Peace and Love to you Jessica!♥️
Desiree R. says
Thank you for sharing your truth.
Thank you for sharing the pain and beauty of what life is like for an overcomer.
Marie Ruffin says
I’m loving the inspirational messages, Also, I’m on a road of healing and Showing up for me.
As I approach 2023, the word that resonant with my inner spirit is Residual, No more negative residual of unforgiving
Bitterness, jealousy or anger from anyone who disappointed or hurt me in 2022. I want to be free in 2023 for real for real
Beautifully and authentically written, thank you for sharing your journey. Wholeness, health, peace and joy to you.
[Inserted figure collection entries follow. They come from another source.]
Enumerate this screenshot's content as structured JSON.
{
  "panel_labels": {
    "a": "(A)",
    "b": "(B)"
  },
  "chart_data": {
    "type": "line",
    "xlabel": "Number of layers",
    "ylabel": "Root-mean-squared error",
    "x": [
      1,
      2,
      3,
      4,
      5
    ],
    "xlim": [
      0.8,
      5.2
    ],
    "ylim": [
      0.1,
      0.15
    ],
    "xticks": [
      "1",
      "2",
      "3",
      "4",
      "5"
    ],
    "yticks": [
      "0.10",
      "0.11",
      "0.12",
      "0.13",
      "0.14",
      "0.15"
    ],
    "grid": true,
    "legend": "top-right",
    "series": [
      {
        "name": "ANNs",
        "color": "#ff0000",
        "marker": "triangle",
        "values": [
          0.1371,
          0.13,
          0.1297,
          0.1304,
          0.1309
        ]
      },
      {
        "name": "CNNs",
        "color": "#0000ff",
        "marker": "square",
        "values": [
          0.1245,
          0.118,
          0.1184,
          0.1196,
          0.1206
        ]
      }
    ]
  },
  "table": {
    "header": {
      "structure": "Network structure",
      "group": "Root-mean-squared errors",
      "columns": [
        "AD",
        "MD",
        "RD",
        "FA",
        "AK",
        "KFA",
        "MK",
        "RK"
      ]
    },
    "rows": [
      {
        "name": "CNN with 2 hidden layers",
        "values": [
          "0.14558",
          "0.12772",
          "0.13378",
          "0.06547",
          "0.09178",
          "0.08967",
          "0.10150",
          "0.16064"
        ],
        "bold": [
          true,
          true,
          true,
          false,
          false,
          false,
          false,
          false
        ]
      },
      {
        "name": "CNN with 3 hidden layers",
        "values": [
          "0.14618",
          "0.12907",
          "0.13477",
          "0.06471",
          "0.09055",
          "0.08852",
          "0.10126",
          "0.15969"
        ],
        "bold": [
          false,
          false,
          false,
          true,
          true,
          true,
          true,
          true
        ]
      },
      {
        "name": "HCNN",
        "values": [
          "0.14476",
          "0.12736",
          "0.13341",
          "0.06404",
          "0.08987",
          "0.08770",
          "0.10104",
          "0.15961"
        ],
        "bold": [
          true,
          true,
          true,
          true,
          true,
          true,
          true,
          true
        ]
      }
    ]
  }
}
I have found them in a relationship with God through Yeshua.
And I started sessions with a great therapist this year.
What a journey! May you continue to heal and love yourself! Blessings on Blessings 🙌🏾
Regina Coley says
Wow. I’m rooting for your continued healing and self love. Thanks for sharing your story.
Brenda Jubilee says
Thank you for sharing your touching story. You are a pillar of strength and thank God you survived. Yes, you are special and deserve the best. Amazingly, you figured it out by the grace of God.
Jackie Warren says
Kudos to you, for being brave enough to grow into your true being!! It is not an easy journey, but a journey one MUST take if ever you are to live truly free. Congratulations and May each endeavor from this day forward be fruitful. Be well ❤️
Cynthia Daniels-Banks says
Jessica, I am so glad your twenty-first birthday promise you initially desired remained unfulfilled. I’m grateful it fizzled, and burned out … Else I/we would have missed the inspiration your writing has ignited.
Keep your candle lit.
We need your light.🌹
Raya Reaves says
Loved reading this! So happy to see your face here!
Tricia "Nailah" Anders says
I applaud your courage to become your authentic self. I hope that you have come to see and to know how very strong and resilient you are. Not many of us decide to strive to overcome the obstacles life presents to us, especially horrific obstacles, and still stand strong. thank you for sharing your story. Sending love, light, and continuous healing energy to you.
Teresa Amos says
Great story. Just as your middle name is “Hope,” continue on your journey. God is not finished with you. Love yourself and have faith.
I feel your pain and relate to it on so many levels. I’m so glad you were able to begin the process of finding your authentic self. I wish you the best as you continue on your journey.
Your story is very encouraging to me on my journey to wholeness, healing, and self-love.
Such a beautiful loving story of self-love! So glad you found you and your voice and realized you are not what others think or call you! Life is hard enough without being beat down by those who are suppose to build you! Fathers are great but without the love of a mother and her nourishment is so much worse and hard on any child growing up. I’m so happy for you that you finally fell in love with yourself, because that’s who you’ll spend the rest of your life with no matter what! Kudos to you!
I wish you all the best in 2023. You’re free to BE. Onward!
Deborah Carter says
I’m so proud of you and me
Enjoy your truth
Juan D. says
I am blessed to witness your strength – the courage, vulnerability, wisdom and grit that you possess. You are such a gift to the world and I cannot wait for you to fully grasp it and experience others witnessing in you as much as I know they are, and they will.